Module quant_linear

Expand description

QuantLinear<B> — keeps Q4_K_M (or future k-quant) weights quantised in backend memory and dequants on-demand per forward call.

Contrast with GgufLinear<B> which eagerly dequants Q4_K_M to fp32/fp16 at load time. That eager path inflates an 8B model from ~5 GB on disk to 16-32 GB in RAM — fine for safetensors-fp16 sources but wasteful for GGUF Q4_K_M and a non-starter for 30B-A3B on a 32 GB Mac.

The Q4 → fp16 conversion happens inside Backend::gemm_q4_k, into a transient buffer that’s freed after the matmul. Memory footprint is the on-disk Q4 size + a per-call transient ~= one weight matrix’s worth of fp16.

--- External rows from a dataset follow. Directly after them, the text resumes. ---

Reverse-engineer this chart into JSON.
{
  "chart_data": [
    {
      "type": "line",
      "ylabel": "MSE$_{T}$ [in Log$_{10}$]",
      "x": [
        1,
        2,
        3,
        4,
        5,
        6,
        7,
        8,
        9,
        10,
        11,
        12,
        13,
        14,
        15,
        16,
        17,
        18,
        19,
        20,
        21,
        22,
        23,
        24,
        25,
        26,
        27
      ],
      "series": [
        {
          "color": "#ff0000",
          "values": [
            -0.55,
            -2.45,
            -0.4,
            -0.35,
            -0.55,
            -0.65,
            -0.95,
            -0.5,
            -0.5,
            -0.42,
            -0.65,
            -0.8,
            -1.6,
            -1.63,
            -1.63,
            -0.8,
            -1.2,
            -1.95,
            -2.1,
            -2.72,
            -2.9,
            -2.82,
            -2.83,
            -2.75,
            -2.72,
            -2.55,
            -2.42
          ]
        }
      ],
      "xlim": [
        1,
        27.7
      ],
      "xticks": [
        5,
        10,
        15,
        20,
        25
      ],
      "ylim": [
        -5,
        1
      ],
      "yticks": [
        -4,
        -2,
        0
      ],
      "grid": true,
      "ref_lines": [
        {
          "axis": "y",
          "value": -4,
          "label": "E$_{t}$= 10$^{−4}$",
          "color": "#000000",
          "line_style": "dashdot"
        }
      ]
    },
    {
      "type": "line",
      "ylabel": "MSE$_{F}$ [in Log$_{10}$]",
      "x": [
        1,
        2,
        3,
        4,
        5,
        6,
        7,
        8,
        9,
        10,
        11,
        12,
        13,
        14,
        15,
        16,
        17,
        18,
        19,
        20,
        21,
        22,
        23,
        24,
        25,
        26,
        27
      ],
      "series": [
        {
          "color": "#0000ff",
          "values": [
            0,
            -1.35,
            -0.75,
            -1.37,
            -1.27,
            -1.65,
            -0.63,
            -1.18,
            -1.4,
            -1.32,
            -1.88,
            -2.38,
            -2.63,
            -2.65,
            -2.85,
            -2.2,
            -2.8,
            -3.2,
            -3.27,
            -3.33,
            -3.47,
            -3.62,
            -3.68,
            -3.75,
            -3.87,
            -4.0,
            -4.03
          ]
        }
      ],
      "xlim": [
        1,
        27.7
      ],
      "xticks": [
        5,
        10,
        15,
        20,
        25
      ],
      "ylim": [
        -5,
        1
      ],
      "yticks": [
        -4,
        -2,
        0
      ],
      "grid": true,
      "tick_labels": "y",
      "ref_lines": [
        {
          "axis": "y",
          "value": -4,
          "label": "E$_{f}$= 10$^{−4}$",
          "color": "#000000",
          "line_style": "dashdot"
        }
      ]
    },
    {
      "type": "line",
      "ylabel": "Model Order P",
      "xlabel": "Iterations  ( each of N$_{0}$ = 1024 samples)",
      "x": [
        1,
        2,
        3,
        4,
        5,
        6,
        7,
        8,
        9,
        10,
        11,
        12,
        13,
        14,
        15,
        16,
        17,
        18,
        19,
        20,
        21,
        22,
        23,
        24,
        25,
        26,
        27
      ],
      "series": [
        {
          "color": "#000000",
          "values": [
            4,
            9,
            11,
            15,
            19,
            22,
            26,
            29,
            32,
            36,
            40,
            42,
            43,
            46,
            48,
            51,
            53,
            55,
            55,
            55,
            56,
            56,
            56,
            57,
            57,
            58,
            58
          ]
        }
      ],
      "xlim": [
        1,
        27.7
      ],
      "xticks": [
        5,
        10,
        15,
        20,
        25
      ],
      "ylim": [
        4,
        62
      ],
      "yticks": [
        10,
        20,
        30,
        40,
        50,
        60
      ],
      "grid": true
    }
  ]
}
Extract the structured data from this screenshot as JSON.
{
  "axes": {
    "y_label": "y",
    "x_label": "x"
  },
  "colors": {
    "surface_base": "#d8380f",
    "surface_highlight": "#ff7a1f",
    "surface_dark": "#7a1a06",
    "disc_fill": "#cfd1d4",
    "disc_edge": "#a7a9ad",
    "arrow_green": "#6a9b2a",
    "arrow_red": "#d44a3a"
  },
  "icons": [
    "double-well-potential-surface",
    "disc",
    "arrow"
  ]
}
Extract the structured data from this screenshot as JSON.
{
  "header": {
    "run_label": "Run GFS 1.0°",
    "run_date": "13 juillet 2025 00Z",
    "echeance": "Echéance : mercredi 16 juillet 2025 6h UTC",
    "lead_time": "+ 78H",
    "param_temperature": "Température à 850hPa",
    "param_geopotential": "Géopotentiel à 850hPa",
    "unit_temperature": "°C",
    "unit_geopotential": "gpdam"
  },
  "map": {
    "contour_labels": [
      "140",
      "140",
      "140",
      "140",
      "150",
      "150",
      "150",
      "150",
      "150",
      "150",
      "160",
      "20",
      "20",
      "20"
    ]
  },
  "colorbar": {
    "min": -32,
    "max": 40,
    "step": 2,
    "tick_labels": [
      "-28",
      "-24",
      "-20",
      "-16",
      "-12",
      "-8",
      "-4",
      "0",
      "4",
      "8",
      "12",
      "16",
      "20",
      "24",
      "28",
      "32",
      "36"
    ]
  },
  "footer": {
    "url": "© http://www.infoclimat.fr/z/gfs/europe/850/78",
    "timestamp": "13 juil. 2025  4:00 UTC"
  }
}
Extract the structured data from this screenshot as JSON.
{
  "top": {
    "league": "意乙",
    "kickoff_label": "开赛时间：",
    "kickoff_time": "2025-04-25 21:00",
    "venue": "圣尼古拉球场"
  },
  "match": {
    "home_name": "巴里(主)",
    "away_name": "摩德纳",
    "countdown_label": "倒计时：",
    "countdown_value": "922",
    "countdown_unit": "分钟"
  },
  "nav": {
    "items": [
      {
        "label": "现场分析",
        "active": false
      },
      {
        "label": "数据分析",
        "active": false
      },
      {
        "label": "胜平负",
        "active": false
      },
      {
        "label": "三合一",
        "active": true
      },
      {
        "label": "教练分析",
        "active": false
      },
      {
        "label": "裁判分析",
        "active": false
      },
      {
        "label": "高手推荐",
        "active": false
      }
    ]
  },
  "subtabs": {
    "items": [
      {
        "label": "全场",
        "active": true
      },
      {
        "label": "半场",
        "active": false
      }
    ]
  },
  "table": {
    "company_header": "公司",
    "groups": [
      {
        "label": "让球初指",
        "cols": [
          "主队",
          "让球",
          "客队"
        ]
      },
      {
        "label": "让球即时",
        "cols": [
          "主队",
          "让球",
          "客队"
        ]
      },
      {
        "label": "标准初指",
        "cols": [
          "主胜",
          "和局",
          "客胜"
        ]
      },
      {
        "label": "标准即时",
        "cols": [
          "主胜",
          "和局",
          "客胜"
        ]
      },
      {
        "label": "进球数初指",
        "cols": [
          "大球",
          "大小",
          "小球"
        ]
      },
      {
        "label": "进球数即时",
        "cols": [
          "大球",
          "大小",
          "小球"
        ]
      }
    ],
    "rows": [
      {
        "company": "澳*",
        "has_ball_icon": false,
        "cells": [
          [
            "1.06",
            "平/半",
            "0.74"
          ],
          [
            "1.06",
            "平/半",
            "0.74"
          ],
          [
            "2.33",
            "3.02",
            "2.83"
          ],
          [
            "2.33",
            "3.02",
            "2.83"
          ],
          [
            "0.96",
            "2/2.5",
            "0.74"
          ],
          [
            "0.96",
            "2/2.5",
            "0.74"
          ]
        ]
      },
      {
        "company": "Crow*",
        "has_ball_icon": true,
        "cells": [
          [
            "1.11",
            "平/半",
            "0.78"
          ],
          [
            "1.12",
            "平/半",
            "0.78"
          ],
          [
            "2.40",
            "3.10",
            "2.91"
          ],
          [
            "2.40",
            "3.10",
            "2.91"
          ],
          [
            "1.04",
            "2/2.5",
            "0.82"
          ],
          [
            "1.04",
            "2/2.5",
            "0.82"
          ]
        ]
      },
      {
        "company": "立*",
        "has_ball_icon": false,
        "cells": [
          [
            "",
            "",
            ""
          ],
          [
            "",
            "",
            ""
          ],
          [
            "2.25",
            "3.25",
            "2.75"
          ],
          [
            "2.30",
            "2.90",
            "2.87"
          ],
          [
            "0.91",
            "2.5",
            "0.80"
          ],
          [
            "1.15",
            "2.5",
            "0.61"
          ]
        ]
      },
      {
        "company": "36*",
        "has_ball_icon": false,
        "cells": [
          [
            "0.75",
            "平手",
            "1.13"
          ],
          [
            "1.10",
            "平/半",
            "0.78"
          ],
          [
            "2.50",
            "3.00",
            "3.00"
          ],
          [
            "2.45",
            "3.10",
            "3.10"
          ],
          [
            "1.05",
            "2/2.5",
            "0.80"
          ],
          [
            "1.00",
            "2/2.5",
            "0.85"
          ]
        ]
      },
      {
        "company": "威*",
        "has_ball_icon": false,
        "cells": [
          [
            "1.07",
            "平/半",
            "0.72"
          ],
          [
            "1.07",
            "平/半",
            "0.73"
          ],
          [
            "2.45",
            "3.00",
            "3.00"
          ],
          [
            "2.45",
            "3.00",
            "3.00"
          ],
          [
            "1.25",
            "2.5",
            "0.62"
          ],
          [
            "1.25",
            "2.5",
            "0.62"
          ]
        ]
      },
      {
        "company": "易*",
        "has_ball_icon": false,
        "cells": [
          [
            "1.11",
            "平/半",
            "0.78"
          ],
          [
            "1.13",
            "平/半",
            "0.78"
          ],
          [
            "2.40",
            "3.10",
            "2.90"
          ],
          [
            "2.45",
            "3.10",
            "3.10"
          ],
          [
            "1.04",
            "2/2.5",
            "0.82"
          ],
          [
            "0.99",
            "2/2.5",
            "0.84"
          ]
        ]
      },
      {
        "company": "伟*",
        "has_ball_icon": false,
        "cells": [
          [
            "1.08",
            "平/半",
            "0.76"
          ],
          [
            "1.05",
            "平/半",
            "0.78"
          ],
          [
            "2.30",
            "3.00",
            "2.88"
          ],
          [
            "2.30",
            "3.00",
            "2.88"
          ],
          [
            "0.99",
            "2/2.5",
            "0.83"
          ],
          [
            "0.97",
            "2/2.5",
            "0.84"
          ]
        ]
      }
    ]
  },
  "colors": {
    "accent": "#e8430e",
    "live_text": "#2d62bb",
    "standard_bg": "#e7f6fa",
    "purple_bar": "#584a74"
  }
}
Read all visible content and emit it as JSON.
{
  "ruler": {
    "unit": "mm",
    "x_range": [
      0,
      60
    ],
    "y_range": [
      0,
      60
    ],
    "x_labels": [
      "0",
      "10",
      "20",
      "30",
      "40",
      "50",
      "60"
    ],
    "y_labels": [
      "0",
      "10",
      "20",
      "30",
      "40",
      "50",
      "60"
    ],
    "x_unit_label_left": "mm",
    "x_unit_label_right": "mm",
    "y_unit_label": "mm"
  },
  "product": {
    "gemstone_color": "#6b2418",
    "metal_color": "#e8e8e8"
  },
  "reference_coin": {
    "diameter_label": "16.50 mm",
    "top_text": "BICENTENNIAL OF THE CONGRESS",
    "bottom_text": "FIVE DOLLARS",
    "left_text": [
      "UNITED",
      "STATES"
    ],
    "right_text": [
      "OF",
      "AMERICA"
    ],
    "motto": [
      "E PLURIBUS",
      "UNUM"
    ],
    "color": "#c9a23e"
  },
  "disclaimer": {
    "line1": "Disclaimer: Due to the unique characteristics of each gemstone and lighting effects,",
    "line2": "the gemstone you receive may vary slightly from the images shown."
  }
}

Phase 1D scope: direct (un-fused) Q4_K_M projections only — o_proj, down_proj, lm_head, embed_tokens, etc. Fused projections (qkv_proj, gate_up_proj) keep falling through to GgufLinear’s eager-dequant path; the loader’s split-fusion logic already concatenates the dequanted parts into one dense weight.

Structs§

QuantLinear: Linear projection backed by a GGUF k-quant weight kept quantised in backend memory.